Принц неожиданно для себя стал называть эту женщину Мамой в мыслях.
– Фейерверк, – объяснил он.
– Сложное слово, ха-ха-ха, – расхохотался Эдуард Анатольевич. Ее муж вообще много смеялся.
Дети, конечно, ужасно завидовали счастливчикам, и разговоров на следующий день была уйма. У Русалочки рот не закрывался, тем более что на прощание Принцу вручили пакет с фруктами и другими лакомствами. А вечером она заболела, и ей поставили горчичники. Принцу не позволили подходить к больной, но перед сном он проскользнул в девчачью комнату.
Русалочкина ладошка была горячей и влажной. Принц думал о несправедливости здоровья: сколько она мерзла летом на лодке – и все обошлось, а тут, из-за каких-то мороженых шариков…
* * *
Альбина Николаевна с утра позвала в директорскую. Принц испугался. Что они натворили?.. К директору, внушительной тетеньке в желтом парике, с губами, стянутыми в замочек, воспитанников водили в особых случаях нарушения дисциплины.
Там сидели Мама и Эдуард Анатольевич. Директор встала из-за кабинетного стола и разомкнула свой ярко-красный замочек:
– Ну, здравствуй, дорогой.
Принц оглянулся – за спиной не было никого, воспитательница вышла.
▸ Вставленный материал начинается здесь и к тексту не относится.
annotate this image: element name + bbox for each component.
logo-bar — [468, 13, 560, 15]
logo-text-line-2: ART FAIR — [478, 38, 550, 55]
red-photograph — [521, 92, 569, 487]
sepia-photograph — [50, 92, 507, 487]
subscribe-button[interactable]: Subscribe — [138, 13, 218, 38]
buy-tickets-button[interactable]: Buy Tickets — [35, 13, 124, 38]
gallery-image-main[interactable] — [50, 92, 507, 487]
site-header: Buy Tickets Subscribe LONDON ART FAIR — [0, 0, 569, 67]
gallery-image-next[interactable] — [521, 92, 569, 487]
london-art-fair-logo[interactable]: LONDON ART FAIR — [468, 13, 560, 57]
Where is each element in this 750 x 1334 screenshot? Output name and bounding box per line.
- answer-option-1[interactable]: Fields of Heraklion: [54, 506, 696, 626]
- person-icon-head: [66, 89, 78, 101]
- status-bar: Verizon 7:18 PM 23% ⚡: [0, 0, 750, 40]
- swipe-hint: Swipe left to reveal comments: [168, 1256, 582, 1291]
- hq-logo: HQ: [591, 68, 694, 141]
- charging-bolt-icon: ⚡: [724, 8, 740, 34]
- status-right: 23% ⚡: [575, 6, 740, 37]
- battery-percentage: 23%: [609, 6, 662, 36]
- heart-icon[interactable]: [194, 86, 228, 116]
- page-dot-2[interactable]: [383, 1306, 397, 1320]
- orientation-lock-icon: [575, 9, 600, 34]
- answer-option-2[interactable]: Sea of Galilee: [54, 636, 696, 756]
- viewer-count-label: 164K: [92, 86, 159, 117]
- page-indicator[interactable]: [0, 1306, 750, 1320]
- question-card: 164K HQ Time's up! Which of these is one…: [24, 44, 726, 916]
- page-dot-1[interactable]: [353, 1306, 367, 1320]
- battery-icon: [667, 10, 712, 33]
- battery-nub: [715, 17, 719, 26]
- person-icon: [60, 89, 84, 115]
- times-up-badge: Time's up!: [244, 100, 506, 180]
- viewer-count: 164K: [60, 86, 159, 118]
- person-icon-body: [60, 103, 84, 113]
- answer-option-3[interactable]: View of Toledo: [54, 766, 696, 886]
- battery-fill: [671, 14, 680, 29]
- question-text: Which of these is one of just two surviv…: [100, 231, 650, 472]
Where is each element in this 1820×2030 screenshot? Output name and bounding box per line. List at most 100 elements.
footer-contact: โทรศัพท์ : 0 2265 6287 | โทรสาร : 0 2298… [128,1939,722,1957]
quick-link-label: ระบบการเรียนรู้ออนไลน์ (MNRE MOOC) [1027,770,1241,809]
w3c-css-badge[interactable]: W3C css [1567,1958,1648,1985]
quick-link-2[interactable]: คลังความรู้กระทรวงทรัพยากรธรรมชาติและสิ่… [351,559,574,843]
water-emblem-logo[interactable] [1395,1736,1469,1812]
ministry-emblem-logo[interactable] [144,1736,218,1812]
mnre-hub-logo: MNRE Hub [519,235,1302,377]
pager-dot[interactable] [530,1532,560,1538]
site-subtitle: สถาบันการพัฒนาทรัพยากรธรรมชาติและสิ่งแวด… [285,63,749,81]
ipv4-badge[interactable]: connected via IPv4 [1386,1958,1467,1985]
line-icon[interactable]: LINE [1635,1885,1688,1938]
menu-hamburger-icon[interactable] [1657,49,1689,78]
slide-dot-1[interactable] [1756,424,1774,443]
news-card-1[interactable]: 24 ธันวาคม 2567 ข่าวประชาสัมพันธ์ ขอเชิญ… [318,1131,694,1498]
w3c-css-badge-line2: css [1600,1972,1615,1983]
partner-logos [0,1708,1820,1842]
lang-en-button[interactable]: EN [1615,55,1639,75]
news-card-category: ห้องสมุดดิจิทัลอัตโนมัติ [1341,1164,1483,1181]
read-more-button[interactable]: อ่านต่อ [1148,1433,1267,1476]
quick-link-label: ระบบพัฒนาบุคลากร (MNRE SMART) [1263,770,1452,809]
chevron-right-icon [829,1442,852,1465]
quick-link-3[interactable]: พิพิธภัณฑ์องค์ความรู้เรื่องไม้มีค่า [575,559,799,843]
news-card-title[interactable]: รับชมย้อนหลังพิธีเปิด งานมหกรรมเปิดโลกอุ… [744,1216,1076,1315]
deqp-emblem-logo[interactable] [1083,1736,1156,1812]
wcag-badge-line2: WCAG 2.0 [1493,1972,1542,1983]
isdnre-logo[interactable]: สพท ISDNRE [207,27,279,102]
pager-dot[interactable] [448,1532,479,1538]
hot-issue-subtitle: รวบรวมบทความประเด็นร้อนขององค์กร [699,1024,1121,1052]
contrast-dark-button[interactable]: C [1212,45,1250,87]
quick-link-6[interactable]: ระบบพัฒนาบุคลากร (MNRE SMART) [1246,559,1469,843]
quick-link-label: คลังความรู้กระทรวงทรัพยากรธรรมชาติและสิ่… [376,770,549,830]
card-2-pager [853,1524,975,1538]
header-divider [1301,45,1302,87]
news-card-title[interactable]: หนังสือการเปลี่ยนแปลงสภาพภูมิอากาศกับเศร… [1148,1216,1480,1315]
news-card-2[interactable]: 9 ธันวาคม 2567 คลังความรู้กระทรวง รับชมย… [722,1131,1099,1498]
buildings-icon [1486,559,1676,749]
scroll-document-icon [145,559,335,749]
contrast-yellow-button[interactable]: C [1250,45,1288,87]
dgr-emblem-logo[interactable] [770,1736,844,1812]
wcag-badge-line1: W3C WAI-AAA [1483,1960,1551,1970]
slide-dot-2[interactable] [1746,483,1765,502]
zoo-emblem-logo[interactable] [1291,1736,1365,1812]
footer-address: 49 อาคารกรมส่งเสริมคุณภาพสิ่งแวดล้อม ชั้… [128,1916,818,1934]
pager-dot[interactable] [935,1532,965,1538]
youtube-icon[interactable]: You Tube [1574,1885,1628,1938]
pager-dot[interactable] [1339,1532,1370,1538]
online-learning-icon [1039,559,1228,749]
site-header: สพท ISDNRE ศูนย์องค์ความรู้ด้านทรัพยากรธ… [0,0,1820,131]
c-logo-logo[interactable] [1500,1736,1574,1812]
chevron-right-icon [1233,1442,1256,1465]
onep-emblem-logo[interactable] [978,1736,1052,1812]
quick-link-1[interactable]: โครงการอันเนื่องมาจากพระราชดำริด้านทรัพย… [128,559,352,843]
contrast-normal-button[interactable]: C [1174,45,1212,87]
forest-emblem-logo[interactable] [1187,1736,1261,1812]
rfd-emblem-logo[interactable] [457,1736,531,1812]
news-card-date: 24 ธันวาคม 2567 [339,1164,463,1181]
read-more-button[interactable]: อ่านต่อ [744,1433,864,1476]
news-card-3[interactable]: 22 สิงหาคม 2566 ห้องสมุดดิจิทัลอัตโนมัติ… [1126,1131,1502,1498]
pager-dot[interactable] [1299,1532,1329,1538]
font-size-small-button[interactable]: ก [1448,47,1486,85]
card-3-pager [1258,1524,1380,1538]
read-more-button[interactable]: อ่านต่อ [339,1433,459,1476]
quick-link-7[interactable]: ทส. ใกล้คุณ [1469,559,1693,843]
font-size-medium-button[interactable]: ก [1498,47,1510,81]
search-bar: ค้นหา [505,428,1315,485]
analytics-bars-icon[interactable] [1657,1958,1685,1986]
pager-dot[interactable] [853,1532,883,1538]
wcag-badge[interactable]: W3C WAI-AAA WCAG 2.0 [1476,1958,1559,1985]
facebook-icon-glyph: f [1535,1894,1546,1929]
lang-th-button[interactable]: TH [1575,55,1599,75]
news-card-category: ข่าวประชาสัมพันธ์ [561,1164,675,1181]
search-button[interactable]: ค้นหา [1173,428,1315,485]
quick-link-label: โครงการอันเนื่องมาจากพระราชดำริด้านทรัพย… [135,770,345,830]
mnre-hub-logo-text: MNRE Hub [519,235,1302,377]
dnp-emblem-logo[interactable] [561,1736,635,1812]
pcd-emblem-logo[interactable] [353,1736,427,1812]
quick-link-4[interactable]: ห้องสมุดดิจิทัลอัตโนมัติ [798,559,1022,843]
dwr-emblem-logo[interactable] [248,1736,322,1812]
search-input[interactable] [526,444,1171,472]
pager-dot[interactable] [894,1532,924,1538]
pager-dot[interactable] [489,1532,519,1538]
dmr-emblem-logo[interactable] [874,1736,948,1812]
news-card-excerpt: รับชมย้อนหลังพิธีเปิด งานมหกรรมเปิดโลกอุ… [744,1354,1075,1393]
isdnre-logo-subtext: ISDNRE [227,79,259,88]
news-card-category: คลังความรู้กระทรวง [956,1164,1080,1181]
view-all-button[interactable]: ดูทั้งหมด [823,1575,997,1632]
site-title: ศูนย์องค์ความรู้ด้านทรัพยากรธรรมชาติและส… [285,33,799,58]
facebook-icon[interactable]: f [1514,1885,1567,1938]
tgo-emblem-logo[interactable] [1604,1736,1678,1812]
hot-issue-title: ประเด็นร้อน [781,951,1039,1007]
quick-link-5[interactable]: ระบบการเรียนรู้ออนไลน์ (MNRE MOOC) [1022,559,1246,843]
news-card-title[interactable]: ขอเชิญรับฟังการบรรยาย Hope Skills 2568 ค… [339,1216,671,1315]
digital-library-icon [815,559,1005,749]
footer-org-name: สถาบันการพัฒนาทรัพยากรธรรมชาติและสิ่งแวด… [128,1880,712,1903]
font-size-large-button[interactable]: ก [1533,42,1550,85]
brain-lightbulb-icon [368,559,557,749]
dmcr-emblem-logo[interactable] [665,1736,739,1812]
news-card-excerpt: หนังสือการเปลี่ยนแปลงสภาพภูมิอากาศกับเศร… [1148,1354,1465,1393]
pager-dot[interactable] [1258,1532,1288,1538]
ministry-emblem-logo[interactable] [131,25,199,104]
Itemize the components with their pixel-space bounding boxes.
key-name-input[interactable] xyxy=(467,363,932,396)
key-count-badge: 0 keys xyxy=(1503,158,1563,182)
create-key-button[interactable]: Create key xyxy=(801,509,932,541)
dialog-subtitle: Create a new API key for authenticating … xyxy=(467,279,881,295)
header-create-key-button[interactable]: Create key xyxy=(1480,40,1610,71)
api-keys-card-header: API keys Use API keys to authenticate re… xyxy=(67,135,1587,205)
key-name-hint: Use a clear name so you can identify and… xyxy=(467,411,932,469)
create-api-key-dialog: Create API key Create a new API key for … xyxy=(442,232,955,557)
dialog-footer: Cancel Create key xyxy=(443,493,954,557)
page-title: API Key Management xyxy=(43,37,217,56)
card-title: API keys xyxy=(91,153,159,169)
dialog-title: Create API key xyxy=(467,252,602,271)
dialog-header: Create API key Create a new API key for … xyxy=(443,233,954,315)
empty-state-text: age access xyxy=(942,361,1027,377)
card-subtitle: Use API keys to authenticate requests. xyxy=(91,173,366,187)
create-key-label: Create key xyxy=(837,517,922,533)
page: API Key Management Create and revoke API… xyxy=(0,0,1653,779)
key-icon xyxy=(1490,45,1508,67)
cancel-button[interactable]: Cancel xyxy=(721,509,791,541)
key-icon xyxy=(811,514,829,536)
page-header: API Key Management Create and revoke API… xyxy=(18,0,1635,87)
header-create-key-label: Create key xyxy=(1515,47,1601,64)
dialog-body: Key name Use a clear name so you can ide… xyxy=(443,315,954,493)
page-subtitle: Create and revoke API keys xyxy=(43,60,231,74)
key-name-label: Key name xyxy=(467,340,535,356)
Значит, это ему.
– Поздравляю! Теперь у тебя будет семья…
Директор говорила и говорила, а он в ужасе думал: а как же Русалочка? Мама ее не возьмет? Не хочет взять? Его девочку? Она выбрала только его? Почему?!
– Без Русалочки я никуда не пойду, – твердо сказал он.
– Что за русалочка? – растерялась директор.
– Моя, – пробормотал он.
Вновь выпорхнувшая из двери Альбина Николаевна со стопкой вещей Принца в руках подбежала к ней и, прикрыв рот ладонью, что-то прошептала в ухо.
– А-а, эта… – молвила директор и снисходительно улыбнулась.
– Девочка болеет, ей пока нельзя выходить на улицу, – затараторила воспитательница. – Вы обязательно встретитесь, когда она выздоровеет, но, наверно, не скоро, ангина очень заразна, ты же умный мальчик и хорошо знаешь, как опасно в таком состоянии… у девочки жар, ей нужен покой, и сегодня твою Русалочку должны поместить в больницу!
– Вы ее возьмете? – прямо спросил он Маму.
– Вот выздоровеет, тогда и посмотрим.
Ему не понравилось это «посмотрим», но взрослые громко заговорили и не дали уточнить вопрос. Мама принялась застегивать на нем какую-то незнакомую куртку.
– Я могу повидать ее сейчас? – осмелился он, уже одетый.
– Русалочка спит, не надо тревожить.
Смахнув что-то со щеки, Альбина Николаевна поцеловала его на прощание.
Принц смотрел в заднее окно машины на грустно повисшие головки подсолнухов. Они выросли летом на том месте, где он рассыпал семечки, принесенные когда-то Русалочкиным отцом.
«Жигули» выехали за ворота детдома. Принц молчал, Мама тоже молчала. Он понял: она знает, как ему больно.
– Ты плачешь? – забеспокоилась она, поднимаясь с ним за руку по лестнице, и только тут он заметил, что не может остановить слез. Они капали на ворот новой куртки, противно теплые и соленые. Мама вытерла платком его лицо:
– Не плачь, мой мальчик.
Она назвала его, как бабушка. Обняв Мамину узкую талию, он уткнулся ей в грудь и разрыдался.